| 11.6°C Dublin

Sometimes it's good to make a meal of things

'Go in and get the chocolate hobnobs there horse, will you?" "Feck off you lazy hoor. You may go easy on them too; them jeans are struggling."

I launched a cushion at my brother in retaliation. We were spending the evening as we spent most of our winter Saturday evenings: draped across the sofas in our living room, eating biscuits and drinking tea to beat the band.

"Flick on X-Factor there till we get a look at that Tulisa; I'd say she'd show you a thing or two." For an 18-year-old, my brother was worryingly developed.
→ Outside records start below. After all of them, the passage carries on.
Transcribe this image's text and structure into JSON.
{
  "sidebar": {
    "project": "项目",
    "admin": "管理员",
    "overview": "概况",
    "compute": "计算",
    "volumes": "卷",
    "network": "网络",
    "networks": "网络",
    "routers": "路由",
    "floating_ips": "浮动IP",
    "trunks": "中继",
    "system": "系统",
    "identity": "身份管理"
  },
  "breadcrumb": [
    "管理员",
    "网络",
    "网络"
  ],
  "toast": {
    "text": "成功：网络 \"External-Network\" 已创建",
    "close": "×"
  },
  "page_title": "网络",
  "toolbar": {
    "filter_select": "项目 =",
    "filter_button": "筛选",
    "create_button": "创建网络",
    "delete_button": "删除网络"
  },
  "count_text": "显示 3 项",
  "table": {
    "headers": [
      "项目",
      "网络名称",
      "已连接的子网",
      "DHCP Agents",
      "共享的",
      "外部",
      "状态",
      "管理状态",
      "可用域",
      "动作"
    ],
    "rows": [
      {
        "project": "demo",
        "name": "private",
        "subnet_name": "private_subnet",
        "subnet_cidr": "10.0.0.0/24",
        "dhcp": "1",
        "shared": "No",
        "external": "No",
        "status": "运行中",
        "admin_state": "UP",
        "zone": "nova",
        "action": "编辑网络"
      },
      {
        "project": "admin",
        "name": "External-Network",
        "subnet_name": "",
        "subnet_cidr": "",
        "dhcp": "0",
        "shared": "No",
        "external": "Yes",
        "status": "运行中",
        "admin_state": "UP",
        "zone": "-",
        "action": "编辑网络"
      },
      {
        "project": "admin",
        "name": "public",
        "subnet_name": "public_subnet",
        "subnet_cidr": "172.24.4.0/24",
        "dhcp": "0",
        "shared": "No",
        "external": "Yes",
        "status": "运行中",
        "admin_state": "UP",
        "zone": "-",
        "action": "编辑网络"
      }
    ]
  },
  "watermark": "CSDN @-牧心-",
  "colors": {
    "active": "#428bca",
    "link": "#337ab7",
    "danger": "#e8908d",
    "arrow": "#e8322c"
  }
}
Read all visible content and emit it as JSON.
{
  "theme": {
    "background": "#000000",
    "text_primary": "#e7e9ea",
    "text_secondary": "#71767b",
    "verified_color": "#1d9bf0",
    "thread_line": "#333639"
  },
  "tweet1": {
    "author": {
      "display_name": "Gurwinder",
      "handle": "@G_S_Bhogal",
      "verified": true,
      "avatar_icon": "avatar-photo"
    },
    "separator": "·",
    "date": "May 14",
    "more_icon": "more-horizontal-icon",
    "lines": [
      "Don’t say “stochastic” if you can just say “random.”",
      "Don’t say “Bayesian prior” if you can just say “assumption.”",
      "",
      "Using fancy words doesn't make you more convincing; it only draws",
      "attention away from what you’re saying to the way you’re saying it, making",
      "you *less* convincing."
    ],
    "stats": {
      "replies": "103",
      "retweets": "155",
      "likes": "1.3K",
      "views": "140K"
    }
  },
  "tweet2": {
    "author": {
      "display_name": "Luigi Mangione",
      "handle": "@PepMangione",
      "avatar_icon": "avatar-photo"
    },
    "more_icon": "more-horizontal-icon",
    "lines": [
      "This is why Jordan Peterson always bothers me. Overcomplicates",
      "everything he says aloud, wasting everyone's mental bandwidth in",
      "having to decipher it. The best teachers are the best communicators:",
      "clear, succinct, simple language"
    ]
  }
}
There was a noise in the kitchen as Mam arrived in from her weekly grocery shop. I hopped up from the sofa, dusted the biscuit crumbs from my lap and went through to the kitchen.

"Well, did you get me those new football gloves?"

"No, they were closed. You're cutting it fine . . . " "Cutting it fine for what?" I replied. "Isn't the dinner dance on tonight?" "Oh shite!"

Ten minutes later, I was hopping around my room desperately trying to squeeze into my suit trousers, while the mother rummaged through my wardrobe for a shirt and tie.

"Are you sure this is my suit and not the brother's?" I shouted as I tried frantically to get the top button closed.

* * * * *

I walked to the door and knocked gently. I checked my watch; we should've been in our seats at this stage. There was some commotion inside and the door sprang open.

A tall imposing figure greeted me – her big brother.

"I'm . . . I'm here for your sister. I mean I'm here to bring her to the dinner dance!"

He maintained a fixed gaze as he stood back to let me in.

"She'll be down in a second."

The two of us stood in the hallway in silence. I resisted the urge to rearrange my equipment in front of him; even though the severely tight trousers meant that blood supply was now critically low. Still he stared, without blinking, "You're the footballer?"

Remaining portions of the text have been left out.